Amitriptyline is a tricyclic antidepressant that was suggested to have antifibrotic potential. The current study aimed to investigate the modulatory effects of amitriptyline on bleomycin-induced pulmonary fibrosis in rats. Rats were randomly assigned into 4 groups: normal control, bleomycin control, amitriptyline+bleomycin, and amitriptyline only treated group. Lung injury was evaluated through the histological examination and immunohistochemical detection of α-smooth muscle actin (α-SMA) in lung tissue, in addition to the biochemical assessment of pulmonary contents of hydroxyproline and transforming growth factor beta-1 (TGF-β1).

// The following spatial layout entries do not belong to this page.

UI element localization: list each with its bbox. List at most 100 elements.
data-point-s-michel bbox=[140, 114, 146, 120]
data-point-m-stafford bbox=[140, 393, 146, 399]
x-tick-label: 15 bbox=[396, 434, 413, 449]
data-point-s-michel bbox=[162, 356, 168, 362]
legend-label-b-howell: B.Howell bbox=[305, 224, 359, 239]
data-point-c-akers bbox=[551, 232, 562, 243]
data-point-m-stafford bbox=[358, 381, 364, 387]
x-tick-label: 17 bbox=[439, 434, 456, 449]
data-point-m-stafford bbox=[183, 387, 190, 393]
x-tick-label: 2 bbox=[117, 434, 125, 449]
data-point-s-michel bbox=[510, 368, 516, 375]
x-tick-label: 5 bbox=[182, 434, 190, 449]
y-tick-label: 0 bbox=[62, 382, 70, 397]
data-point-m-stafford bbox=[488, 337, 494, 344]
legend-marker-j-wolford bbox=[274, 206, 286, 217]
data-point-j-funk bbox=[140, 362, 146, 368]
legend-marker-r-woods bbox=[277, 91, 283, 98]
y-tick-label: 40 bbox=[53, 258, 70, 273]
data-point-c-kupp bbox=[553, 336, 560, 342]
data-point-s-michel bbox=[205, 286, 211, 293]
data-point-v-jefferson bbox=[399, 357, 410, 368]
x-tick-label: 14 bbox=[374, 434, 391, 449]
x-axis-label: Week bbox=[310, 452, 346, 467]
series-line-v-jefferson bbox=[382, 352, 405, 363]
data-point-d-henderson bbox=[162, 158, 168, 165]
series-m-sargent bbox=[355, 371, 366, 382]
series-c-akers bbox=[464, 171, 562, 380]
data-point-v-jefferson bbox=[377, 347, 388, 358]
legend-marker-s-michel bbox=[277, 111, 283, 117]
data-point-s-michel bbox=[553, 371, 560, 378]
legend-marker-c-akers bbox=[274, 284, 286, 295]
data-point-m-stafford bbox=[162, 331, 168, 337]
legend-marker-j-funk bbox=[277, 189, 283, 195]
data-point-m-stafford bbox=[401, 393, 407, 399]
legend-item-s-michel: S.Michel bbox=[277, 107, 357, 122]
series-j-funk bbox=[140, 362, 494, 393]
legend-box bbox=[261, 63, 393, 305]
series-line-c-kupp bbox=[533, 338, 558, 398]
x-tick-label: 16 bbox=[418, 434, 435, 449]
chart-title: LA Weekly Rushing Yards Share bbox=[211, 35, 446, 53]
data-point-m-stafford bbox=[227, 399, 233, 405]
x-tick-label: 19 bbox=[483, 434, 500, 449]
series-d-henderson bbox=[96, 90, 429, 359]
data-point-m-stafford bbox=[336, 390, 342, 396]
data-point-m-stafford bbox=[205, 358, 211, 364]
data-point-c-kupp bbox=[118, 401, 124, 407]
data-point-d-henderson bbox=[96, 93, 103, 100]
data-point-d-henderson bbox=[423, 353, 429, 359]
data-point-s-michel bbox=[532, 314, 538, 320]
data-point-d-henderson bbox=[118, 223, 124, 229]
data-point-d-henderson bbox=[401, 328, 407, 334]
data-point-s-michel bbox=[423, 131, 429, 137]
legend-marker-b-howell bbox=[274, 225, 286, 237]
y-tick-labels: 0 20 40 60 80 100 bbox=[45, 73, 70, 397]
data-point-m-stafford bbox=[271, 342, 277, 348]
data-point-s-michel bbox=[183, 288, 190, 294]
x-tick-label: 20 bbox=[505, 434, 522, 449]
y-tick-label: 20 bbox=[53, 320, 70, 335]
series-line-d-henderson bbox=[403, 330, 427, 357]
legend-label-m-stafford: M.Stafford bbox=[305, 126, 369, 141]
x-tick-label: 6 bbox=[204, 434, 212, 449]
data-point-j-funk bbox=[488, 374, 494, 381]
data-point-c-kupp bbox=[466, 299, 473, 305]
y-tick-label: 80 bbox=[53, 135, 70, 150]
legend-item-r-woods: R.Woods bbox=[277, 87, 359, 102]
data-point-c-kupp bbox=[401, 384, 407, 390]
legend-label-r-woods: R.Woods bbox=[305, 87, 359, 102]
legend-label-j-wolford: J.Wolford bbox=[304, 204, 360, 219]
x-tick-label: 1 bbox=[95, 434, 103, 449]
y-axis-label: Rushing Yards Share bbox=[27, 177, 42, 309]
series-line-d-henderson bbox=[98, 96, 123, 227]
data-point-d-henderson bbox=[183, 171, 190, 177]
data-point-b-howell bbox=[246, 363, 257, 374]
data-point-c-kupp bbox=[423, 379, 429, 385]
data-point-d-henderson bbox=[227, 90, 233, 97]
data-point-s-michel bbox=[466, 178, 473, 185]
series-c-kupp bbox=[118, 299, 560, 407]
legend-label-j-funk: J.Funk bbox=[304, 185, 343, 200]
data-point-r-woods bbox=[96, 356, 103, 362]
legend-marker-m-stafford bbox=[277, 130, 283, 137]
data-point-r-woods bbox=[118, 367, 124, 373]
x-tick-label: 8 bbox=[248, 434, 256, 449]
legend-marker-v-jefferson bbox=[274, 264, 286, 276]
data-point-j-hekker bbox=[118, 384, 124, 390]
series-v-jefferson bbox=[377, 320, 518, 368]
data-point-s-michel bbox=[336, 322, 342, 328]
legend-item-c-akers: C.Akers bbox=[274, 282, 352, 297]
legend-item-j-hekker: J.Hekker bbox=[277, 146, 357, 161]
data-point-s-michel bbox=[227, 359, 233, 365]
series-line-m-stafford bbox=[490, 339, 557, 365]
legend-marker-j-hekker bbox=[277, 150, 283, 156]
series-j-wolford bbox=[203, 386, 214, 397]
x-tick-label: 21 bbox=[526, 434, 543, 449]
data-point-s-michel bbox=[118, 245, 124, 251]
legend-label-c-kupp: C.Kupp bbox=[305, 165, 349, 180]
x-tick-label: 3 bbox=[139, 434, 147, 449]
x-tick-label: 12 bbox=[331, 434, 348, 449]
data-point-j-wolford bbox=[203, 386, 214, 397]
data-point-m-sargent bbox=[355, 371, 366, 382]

In addition, the following parameters were investigated for studying the possible mechanisms of amitriptyline antifibrotic effect: inducible nitric oxide synthase (iNOS), nuclear factor-κβ (NF-κβ), tumor necrosis factor-alpha (TNF-α), serpine-1, p53, nuclear factor erythroid 2-related factor 2 (Nrf2), lipid peroxides, and reduced glutathione (GSH). Amitriptyline exhibited potent antifibrotic effect that was reflected upon the histopathological examination and through its ability to suppress all the fibrotic parameters. Amitriptyline successfully suppressed the expression of NF-κβ, Nrf2, iNOS, and p53 in lung tissues besides the inhibition of other oxidative stress and inflammatory mediators. Amitriptyline could be a promising treatment to pulmonary fibrosis. Amitriptyline not only prevents the depression and its drawbacks in patients suffering from pulmonary fibrosis but also it can suppress fibrosis through variable mechanisms mainly via inhibition of NF-κβ/TNF-α/TGF-β pathway in addition to inhibition of Nrf2 and iNOS expression.